Thursday, November 10, 2005


One of my favorite bloggers Scheherazade, who is also the sailing coach at Bowdoin College, wrote an interesting post today on Teaching Instinct. In it she describes her realization that teaching sailing is largely about teaching feel and instinct. And that the way to achieve this is to set up structured situations -- such as starts or leeward mark roundings -- and to repeat them a lot of times so that her student's ability to handle these situations becomes automatic. Drills in other words.

I am sure she is right. There is only so much sailing knowledge you can impart by classroom teaching methods. We only learn to handle situations on the water correctly by practicing them and repeating them over and over again in practice.

But what kind of repetition is most effective?

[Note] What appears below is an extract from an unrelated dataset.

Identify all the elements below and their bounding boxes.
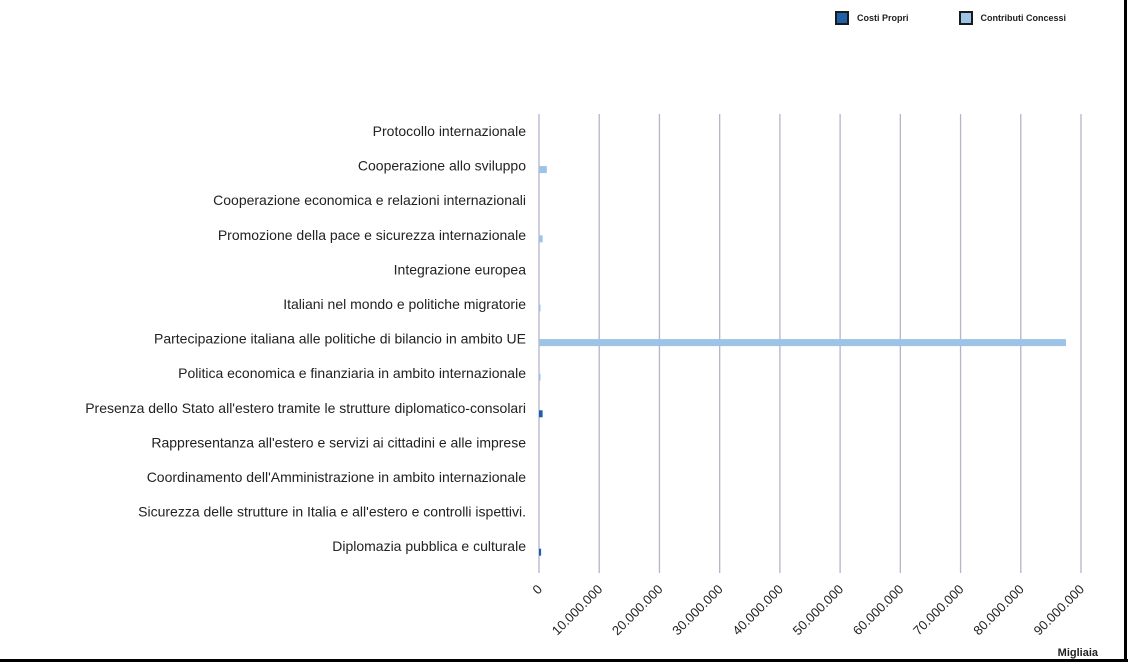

I was reminded of a thread discussing this subject on Scuttlebutt last year. Richard Schmidt in an article entitled Some Principles of Practice for Sailboat Racers presented some fascinating research on what kind of practice produced the best performance in a test conducted later. After all what's important is not how well you can perform a task in a practice session; what really matters is whether you can do it well in the regatta next weekend. He contrasted "block practice" -- for example doing 100 tacks in a row; with "random practice" -- say doing a jibe, a mark rounding, a tack, 30 seconds of speed sailing and so on.

His claim is that ...

Much research since the late-1970s has shown that, during practice, blocked performance is far superior to random performance, which is not surprising. But what was surprising was the discovery that, for performance on a test given on the next day (e.g., next weekend'’s regatta), random practice was better than blocked. That is, a condition that made performance worse in practice (random practice) increased learning as measured on a retention test. Sometimes this effect is small, but sometimes it is huge--and always in favor of random practice.

In other words, a great way to practice sailboat racing is to set up a very small triangle of buoys and sail round and round that triangle. Every few seconds you are shifting from straight line speed upwind, judge the layline, tack, upwind sailing, round a windward mark, reach, jibe, reach, round a leeward mark. And so on. And so on. According to Schmidt this kind of random practice is superior to concentrated blocks of practice of a single skill such as downwind sailing.

I'm not sure that Schmidt's conclusion is accepted by many top sailing coaches and sailing champions. But perhaps this skipper is using the random practice technique to train his crew?